Köln – „Heute Abend bist du kein Mensch, Marlowe.“ Das sagt sich der Privatdetektiv in Kapitel 13 von Raymond Chandlers Roman „Die kleine Schwester“ immer wieder. Ein Mantra auf einer Handvoll Seiten, die doch eines langen Tages Reise in die Nacht schildern. Der Mann ist ausgelaugt, von seiner zickigen Klientin, von Kaliforniens „Fassaden mit nichts dahinter“, den „schmierigen Hamburger-Läden, die im Neongewitter wie Paläste erstrahlen“.
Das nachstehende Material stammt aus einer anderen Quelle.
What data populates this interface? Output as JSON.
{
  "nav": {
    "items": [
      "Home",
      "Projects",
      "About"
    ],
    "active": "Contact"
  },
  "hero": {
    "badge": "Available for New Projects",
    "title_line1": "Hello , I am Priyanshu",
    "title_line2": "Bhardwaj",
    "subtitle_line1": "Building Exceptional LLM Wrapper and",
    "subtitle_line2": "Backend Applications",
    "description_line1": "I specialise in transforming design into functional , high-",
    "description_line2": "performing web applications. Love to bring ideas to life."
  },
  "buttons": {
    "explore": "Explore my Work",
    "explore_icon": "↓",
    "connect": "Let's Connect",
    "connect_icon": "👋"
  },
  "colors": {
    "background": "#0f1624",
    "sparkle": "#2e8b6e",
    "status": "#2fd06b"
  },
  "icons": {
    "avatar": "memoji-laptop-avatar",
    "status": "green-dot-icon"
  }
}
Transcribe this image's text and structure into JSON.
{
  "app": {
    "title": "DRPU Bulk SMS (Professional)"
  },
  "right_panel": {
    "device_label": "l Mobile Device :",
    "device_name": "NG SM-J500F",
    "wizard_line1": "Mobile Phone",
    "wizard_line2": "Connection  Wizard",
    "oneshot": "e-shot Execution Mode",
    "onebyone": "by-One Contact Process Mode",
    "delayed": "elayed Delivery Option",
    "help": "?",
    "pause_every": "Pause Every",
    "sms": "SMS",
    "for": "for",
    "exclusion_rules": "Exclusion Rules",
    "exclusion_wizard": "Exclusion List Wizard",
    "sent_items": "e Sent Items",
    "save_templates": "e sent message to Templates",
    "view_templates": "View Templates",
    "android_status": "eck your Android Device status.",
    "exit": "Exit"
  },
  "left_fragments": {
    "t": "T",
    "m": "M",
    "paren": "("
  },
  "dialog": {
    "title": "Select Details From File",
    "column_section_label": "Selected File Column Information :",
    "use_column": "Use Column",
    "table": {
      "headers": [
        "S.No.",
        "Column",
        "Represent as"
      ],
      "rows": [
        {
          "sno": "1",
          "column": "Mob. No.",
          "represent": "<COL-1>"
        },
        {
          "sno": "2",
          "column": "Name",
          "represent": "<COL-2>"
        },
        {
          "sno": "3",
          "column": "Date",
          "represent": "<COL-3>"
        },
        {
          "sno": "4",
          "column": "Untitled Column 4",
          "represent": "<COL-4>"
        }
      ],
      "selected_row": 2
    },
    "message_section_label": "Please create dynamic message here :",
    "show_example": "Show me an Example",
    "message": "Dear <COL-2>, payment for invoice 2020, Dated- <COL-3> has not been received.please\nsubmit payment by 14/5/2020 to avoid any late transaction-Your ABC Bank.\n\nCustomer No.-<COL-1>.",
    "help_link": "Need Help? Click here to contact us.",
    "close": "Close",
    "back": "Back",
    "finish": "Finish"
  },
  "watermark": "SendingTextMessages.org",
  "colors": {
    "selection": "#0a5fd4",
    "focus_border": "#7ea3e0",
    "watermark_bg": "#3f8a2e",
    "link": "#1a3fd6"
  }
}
„Vielleicht bin ich ein Batzen Ektoplasma mit der Lizenz zum Schnüffeln“

Los Angeles riecht für ihn abgestanden wie ein ungelüftetes Zimmer, und er selbst – ist eben heute kein Mensch. „War ich nie, werde ich vielleicht nie sein. Vielleicht bin ich ein Batzen Ektoplasma mit der Lizenz zum Schnüffeln. Vielleicht werden wir alle so in dieser kalten dämmrigen Welt, in der immer das Falsche geschieht und nie das Rechte.“

Michael Connelly, ein heutiger Kollege des 1959 gestorbenen Quäkersohns, liest sich dieses Kapitel jedes Mal durch, wenn er einen eigenen Krimi beginnt. Denn „auf vier Seiten lehrt Chandler Leser und Autoren, was es heißt, für die Ewigkeit zu schreiben“. Das Zitat stammt aus Connellys Nachwort zu „Die kleine Schwester“ (1949), das nun Robin Detjes Neuübersetzung ziert.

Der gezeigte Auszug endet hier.